Ein Joint auf Rezept? Medizinhanf als Allheilmittel? Hanfsamen völlig legal zu Hause anbauen, gesponsert von der eigenen Krankenkasse? Die Diskussion um Hanf als Arzneimittel brodelt seit einiger Zeit. Blickt man nur ein paar Jahre zurück, war Cannabis noch die Einstiegsdroge, das Killergras, noch gefährlicher als ihr Ruf und zu Recht verboten. Betrachtet man die aktuelle Diskussion, könnte man glauben, Cannabis sei das Mittel gegen alle Krankheiten. Cannabis soll gegen Autoimmunkrankheiten, Krebs, multiple Sklerose, Schizophrenie, Arthritis und unzählige weitere Krankheiten helfen. Aber was steckt wirklich hinter Cannabis als Medizin? Unser Blogbeitrag soll aufklären.

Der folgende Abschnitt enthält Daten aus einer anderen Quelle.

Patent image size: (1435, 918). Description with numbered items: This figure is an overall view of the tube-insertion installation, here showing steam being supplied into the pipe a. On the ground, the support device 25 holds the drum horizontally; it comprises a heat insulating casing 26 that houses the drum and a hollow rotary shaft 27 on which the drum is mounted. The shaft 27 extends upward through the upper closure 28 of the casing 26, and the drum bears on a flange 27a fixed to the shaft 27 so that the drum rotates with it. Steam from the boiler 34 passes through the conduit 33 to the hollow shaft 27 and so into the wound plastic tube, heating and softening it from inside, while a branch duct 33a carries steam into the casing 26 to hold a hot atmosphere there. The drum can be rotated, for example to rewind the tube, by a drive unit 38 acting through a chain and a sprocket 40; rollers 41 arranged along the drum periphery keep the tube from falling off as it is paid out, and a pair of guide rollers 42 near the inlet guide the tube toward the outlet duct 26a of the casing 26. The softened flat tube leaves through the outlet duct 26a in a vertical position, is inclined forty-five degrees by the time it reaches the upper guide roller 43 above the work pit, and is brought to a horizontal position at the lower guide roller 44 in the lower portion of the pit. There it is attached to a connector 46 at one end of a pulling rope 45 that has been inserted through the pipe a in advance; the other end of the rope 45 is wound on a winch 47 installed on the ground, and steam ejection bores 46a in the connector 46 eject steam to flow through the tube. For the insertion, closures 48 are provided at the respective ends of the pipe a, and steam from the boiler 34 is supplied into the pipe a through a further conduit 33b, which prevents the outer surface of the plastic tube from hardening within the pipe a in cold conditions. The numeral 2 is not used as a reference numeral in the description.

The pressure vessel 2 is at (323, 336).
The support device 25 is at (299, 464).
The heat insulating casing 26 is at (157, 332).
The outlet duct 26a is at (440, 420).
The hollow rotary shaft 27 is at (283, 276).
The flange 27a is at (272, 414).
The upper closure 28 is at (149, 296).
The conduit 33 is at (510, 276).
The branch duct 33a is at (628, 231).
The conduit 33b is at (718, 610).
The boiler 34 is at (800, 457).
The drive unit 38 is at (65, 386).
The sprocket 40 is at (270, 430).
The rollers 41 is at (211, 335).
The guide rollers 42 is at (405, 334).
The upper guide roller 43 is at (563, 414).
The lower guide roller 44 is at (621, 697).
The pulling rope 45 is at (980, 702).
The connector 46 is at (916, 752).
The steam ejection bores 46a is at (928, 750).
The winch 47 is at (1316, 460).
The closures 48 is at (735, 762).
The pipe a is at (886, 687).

Tatsächlich gibt es unzählige positive Beobachtungen zum medizinischen Nutzen von Cannabis. Die Inhaltsstoffe der Hanfpflanze, sowohl das Tetrahydrocannabinol (THC) als auch das Cannabidol (CBD), werden bereits seit Jahrtausenden von uns Menschen zum medizinischen Gebrauch eingesetzt. Eine der ältesten Aufzeichnungen über Hanf als Arzneimittel sind 5000 Jahre alt. Schon damals setzten die Chinesen das Harz der Cannabispflanze bei Gicht, Verstopfung, Malaria und Rheuma ein.

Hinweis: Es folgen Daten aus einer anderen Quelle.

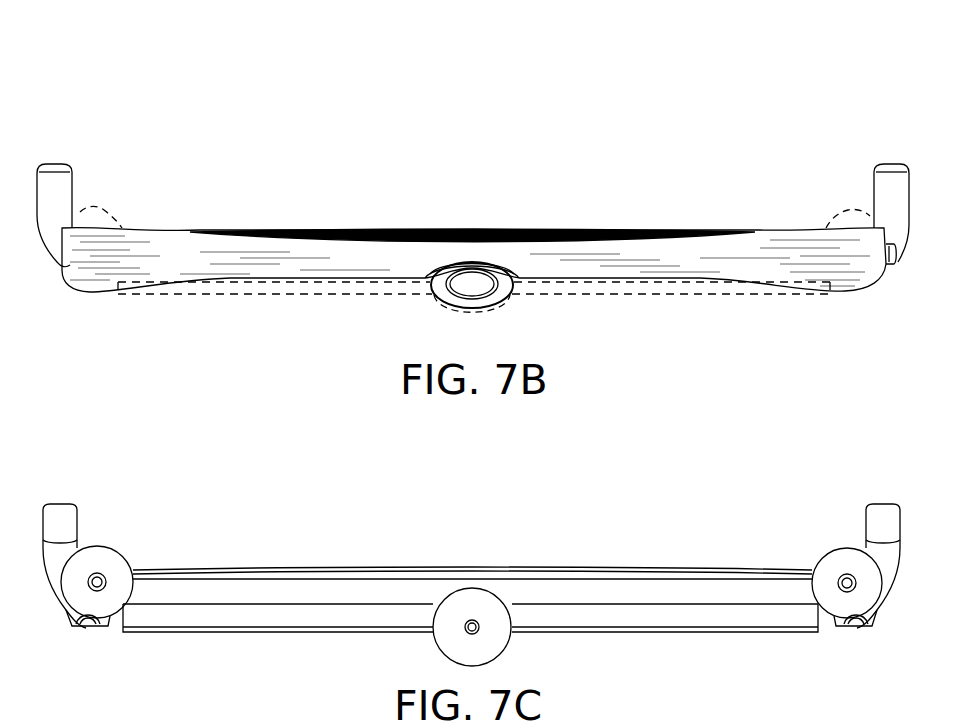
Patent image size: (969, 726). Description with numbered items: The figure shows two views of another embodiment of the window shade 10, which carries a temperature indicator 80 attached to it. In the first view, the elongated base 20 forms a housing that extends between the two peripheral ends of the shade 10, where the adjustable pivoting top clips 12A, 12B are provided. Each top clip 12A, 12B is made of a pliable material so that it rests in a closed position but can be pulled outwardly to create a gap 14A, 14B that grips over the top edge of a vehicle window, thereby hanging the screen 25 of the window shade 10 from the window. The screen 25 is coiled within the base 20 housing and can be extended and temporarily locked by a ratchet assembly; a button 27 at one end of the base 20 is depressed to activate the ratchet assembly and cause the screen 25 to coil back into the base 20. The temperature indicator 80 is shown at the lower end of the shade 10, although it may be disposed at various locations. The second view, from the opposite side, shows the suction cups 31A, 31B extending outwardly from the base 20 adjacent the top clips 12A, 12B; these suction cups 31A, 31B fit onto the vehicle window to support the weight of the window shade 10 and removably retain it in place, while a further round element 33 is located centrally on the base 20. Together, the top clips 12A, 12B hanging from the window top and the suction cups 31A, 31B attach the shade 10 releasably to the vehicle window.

In FIG. 7B, the window shade 10 is at (221, 76).
In FIG. 7C, the window shade 10 is at (240, 490).
In FIG. 7B, the top clip 12A is at (56, 176).
In FIG. 7C, the top clip 12A is at (882, 516).
In FIG. 7B, the top clip 12B is at (897, 176).
In FIG. 7C, the top clip 12B is at (58, 516).
In FIG. 7B, the gap 14A is at (72, 172).
In FIG. 7C, the gap 14A is at (866, 513).
In FIG. 7B, the gap 14B is at (874, 172).
In FIG. 7C, the gap 14B is at (80, 513).
In FIG. 7B, the base 20 is at (610, 248).
In FIG. 7C, the base 20 is at (625, 578).
In FIG. 7B, the screen 25 is at (302, 290).
In FIG. 7C, the screen 25 is at (292, 620).
In FIG. 7B, the button 27 is at (893, 266).
In FIG. 7B, the temperature indicator 80 is at (470, 280).
In FIG. 7C, the center wheel 33 is at (475, 600).
In FIG. 7C, the suction cup 31A is at (93, 601).
In FIG. 7C, the suction cup 31B is at (841, 605).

Heute gibt es eine gute Dokumentation über den medizinischen Effekt von Cannabis bei Schmerztherapien. Darunter fällt unter anderem die Behandlung von Patienten, die unter chronischer Übelkeit leiden. Cannabis wird auch in vielen Tierversuchen eingesetzt, wobei die Pflanze laut den Forschern Potential hätte gegen bspw. Psychosen, Schlafstörungen, Angstzustände, Epilepsie oder ADHS helfen zu können.
Bevor jetzt allerdings falsche oder zu große Hoffnungen erweckt werden, wollen wir hier einen Cut ziehen. Es gibt noch zu wenige aussagekräftige Studien, die den medizinischen Nutzen von Cannabis tatsächlich belegen. Der Gemeinsame Bundesausschuss (GBA) erklärte, dass bei dem Mundspray Sativex der THC-Gehalt nur einen „geringen Zusatznutzen“ hätte. Die angepriesene Entzündungshemmende Wirkung konnte bei diesem konkreten Fall nicht nachgewiesen werden.
Klarheit wird man erst in einigen Jahren haben. In den USA, England, Kannada, Israel, Spanien, Finnland, Portugal, Tschechien, Neuseeland, Großbritannien und den Niederlande sind mittlerweile unzählige Medikament auf Cannabis Basis zugelassen. In Deutschland gibt es nur das Medikament Sativex, das ausschließlich für die Behandlung von Spastiken bei Multiple Sklerose eingesetzt werden darf. Nur in Ausnahmefällen dürfen chronisch kranke Menschen die Blüten der Cannabispflanze in Apotheken kaufen. Das geht nur mit der Erlaubnis des Bundesinstituts für Arzneimittel und Medizinprodukte (BfArM). Die Kosten sind allerdings viel zu hoch angesetzt – fünf Gramm kosten in der Apotheke 118 Euro und werden nicht von der Krankenkasse bezahlt. Mittlerweile fordern nicht nur Experten, sondern auch Teile der Regierung, das die Kassen hier mehr Kosten übernehmen sollen.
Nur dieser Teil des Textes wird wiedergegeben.